MAHARAJ: In meditation what is to be achieved is the obliteration of our body-consciousness through absorption in the object of meditation. If there is real concentration, this obliteration happens automatically. Even when our mind is intensely absorbed in an external object or in reading a book, we forget ourselves, and our consciousness gets fused with the object that occupies the field of our attention. There is therefore nothing incompatible between practising meditation on the deity with a personal form and overcoming the sense of our body-consciousness during meditation. Trouble arises because the practitioner is doing more of reflection on himself than concentration on the deity.
Personal God does not necessarily mean a being with a human body. It means Saguna Brahman—Supreme Being with attributes. He is without form and with form. Personality is the highest category within the knowledge of man and so, when God is apprehended in terms of the highest known to us, we call Him personal. We do not thereby mean that he is an individual. He is a presence that is Sat, Chid, and Ananda, that knows us and responds to us, that loves and can be loved. An individual can be only himself and none else, but the personal God can manifest himself as any individuality. Such individual manifestations to devotees by the Personal God, we call Murtis (forms of God) and Incarnations of God. The creation we perceive is nothing but countless individual forms, each having its speciality distinguishable from every other. He who is the source of all these diverse forms,—why could He not be possessed of an archetypal seed form which can express itself as any Ishta Devata the devotee meditates upon?

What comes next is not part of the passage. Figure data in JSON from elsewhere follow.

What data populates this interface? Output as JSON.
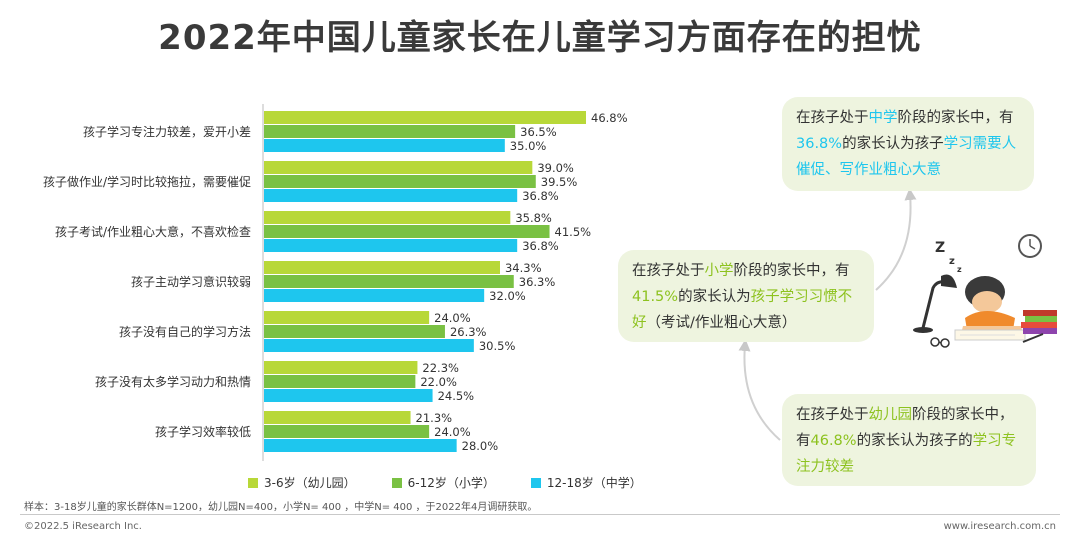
{
  "title": "2022年中国儿童家长在儿童学习方面存在的担忧",
  "chart_data": {
    "type": "bar",
    "orientation": "horizontal",
    "categories": [
      "孩子学习专注力较差，爱开小差",
      "孩子做作业/学习时比较拖拉，需要催促",
      "孩子考试/作业粗心大意，不喜欢检查",
      "孩子主动学习意识较弱",
      "孩子没有自己的学习方法",
      "孩子没有太多学习动力和热情",
      "孩子学习效率较低"
    ],
    "series": [
      {
        "name": "3-6岁（幼儿园）",
        "color": "#b8d838",
        "values": [
          46.8,
          39.0,
          35.8,
          34.3,
          24.0,
          22.3,
          21.3
        ]
      },
      {
        "name": "6-12岁（小学）",
        "color": "#7ac143",
        "values": [
          36.5,
          39.5,
          41.5,
          36.3,
          26.3,
          22.0,
          24.0
        ]
      },
      {
        "name": "12-18岁（中学）",
        "color": "#1ec6ee",
        "values": [
          35.0,
          36.8,
          36.8,
          32.0,
          30.5,
          24.5,
          28.0
        ]
      }
    ],
    "value_suffix": "%",
    "xlim": [
      0,
      50
    ],
    "legend_position": "bottom",
    "grid": false
  },
  "legend": [
    {
      "label": "3-6岁（幼儿园）",
      "color": "#b8d838"
    },
    {
      "label": "6-12岁（小学）",
      "color": "#7ac143"
    },
    {
      "label": "12-18岁（中学）",
      "color": "#1ec6ee"
    }
  ],
  "callouts": {
    "top": {
      "p1": "在孩子处于",
      "h1": "中学",
      "p2": "阶段的家长中，有",
      "h2": "36.8%",
      "p3": "的家长认为孩子",
      "h3": "学习需要人催促、写作业粗心大意"
    },
    "mid": {
      "p1": "在孩子处于",
      "h1": "小学",
      "p2": "阶段的家长中，有",
      "h2": "41.5%",
      "p3": "的家长认为",
      "h3": "孩子学习习惯不好",
      "p4": "（考试/作业粗心大意）"
    },
    "bot": {
      "p1": "在孩子处于",
      "h1": "幼儿园",
      "p2": "阶段的家长中，有",
      "h2": "46.8%",
      "p3": "的家长认为孩子的",
      "h3": "学习专注力较差"
    }
  },
  "note": "样本：3-18岁儿童的家长群体N=1200，幼儿园N=400，小学N= 400 ，中学N= 400 ，于2022年4月调研获取。",
  "footer": {
    "left": "©2022.5 iResearch Inc.",
    "right": "www.iresearch.com.cn"
  }
}
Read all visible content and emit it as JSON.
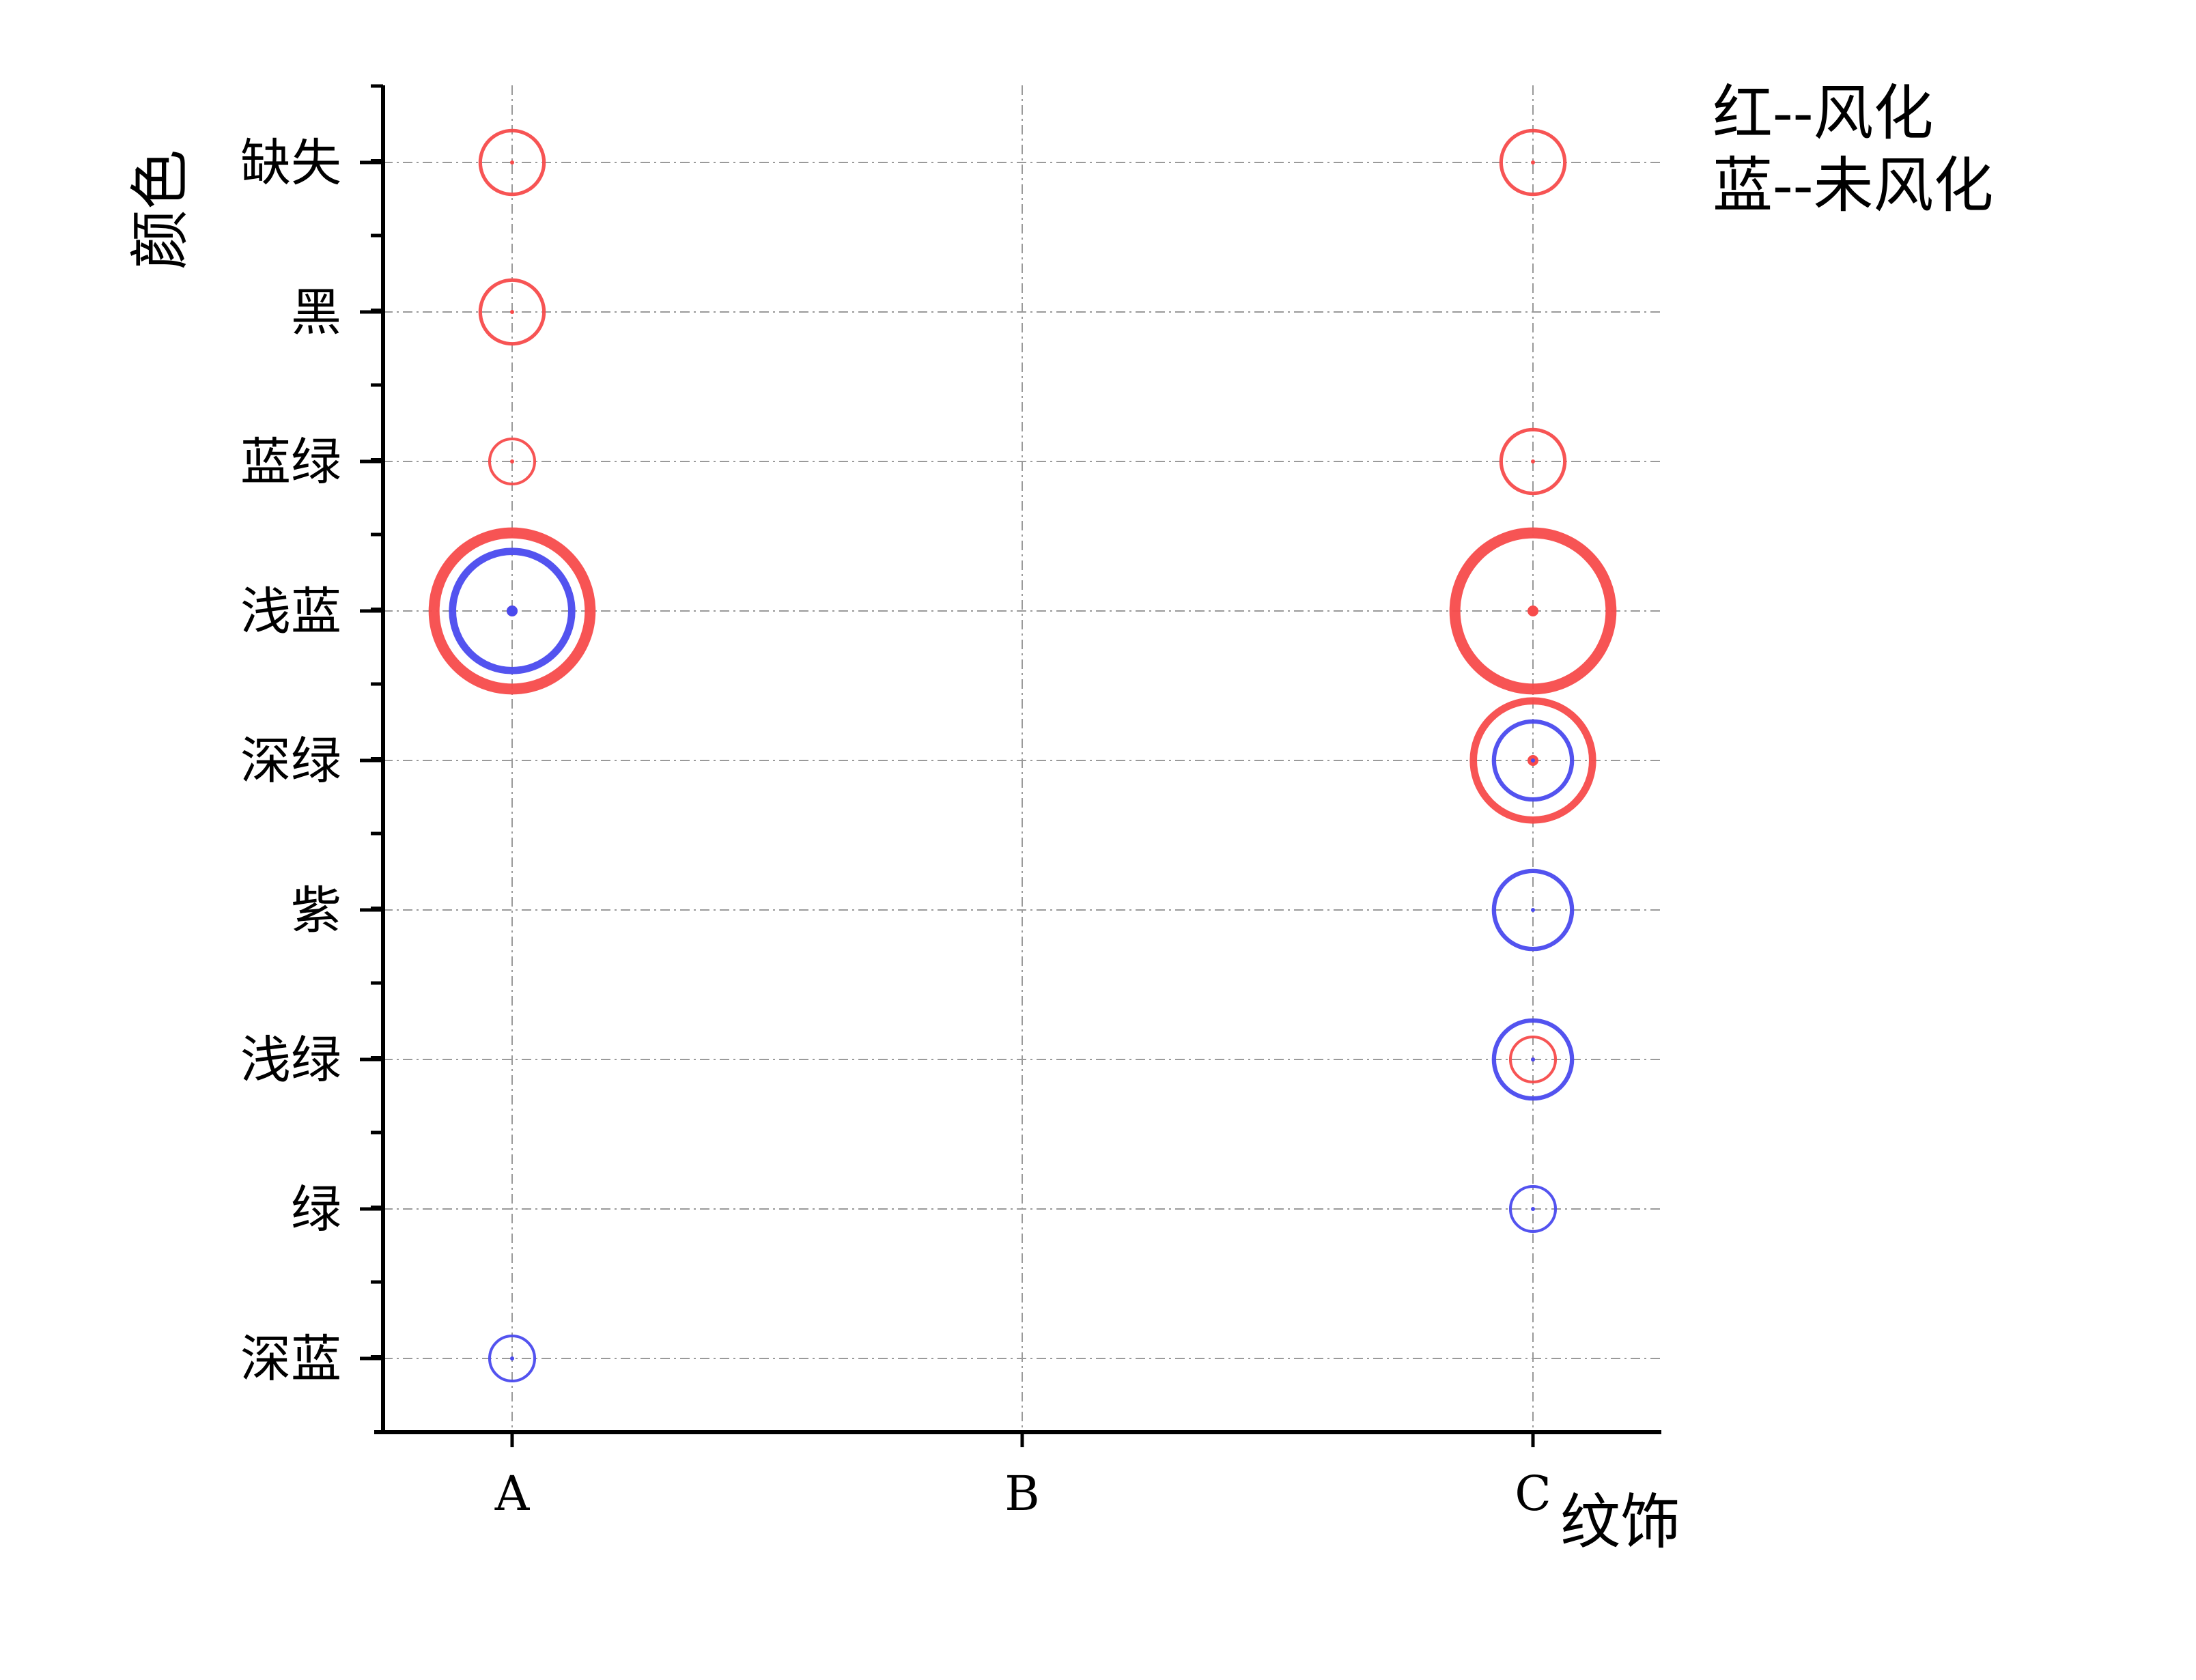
{
  "chart_data": {
    "type": "scatter",
    "subtype": "bubble",
    "xlabel": "纹饰",
    "ylabel": "颜色",
    "categories_x": [
      "A",
      "B",
      "C"
    ],
    "categories_y": [
      "深蓝",
      "绿",
      "浅绿",
      "紫",
      "深绿",
      "浅蓝",
      "蓝绿",
      "黑",
      "缺失"
    ],
    "grid": true,
    "annotations": [
      "红--风化",
      "蓝--未风化"
    ],
    "series": [
      {
        "name": "风化",
        "color": "#f74b4b",
        "points": [
          {
            "x": "A",
            "y": "缺失",
            "size": 2
          },
          {
            "x": "A",
            "y": "黑",
            "size": 2
          },
          {
            "x": "A",
            "y": "蓝绿",
            "size": 1
          },
          {
            "x": "A",
            "y": "浅蓝",
            "size": 12
          },
          {
            "x": "C",
            "y": "缺失",
            "size": 2
          },
          {
            "x": "C",
            "y": "蓝绿",
            "size": 2
          },
          {
            "x": "C",
            "y": "浅蓝",
            "size": 12
          },
          {
            "x": "C",
            "y": "深绿",
            "size": 7
          },
          {
            "x": "C",
            "y": "浅绿",
            "size": 1
          }
        ]
      },
      {
        "name": "未风化",
        "color": "#4a4aee",
        "points": [
          {
            "x": "A",
            "y": "浅蓝",
            "size": 7
          },
          {
            "x": "A",
            "y": "深蓝",
            "size": 1
          },
          {
            "x": "C",
            "y": "深绿",
            "size": 3
          },
          {
            "x": "C",
            "y": "紫",
            "size": 3
          },
          {
            "x": "C",
            "y": "浅绿",
            "size": 3
          },
          {
            "x": "C",
            "y": "绿",
            "size": 1
          }
        ]
      }
    ]
  }
}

Sri Ramakrishna conceives these divine forms as the regions of the ocean of Satchidananda congealed like ice into solidified forms under the cooling influence of devotion. An ideal divine form helps meditation, if the intellectual conflict which some have got in regard to it is overcome by deep thinking. Those who are averse to form can think of Him as a presence pervading everything and commune with Him as Sat, Chit and Ananda in the recesses of their own beings.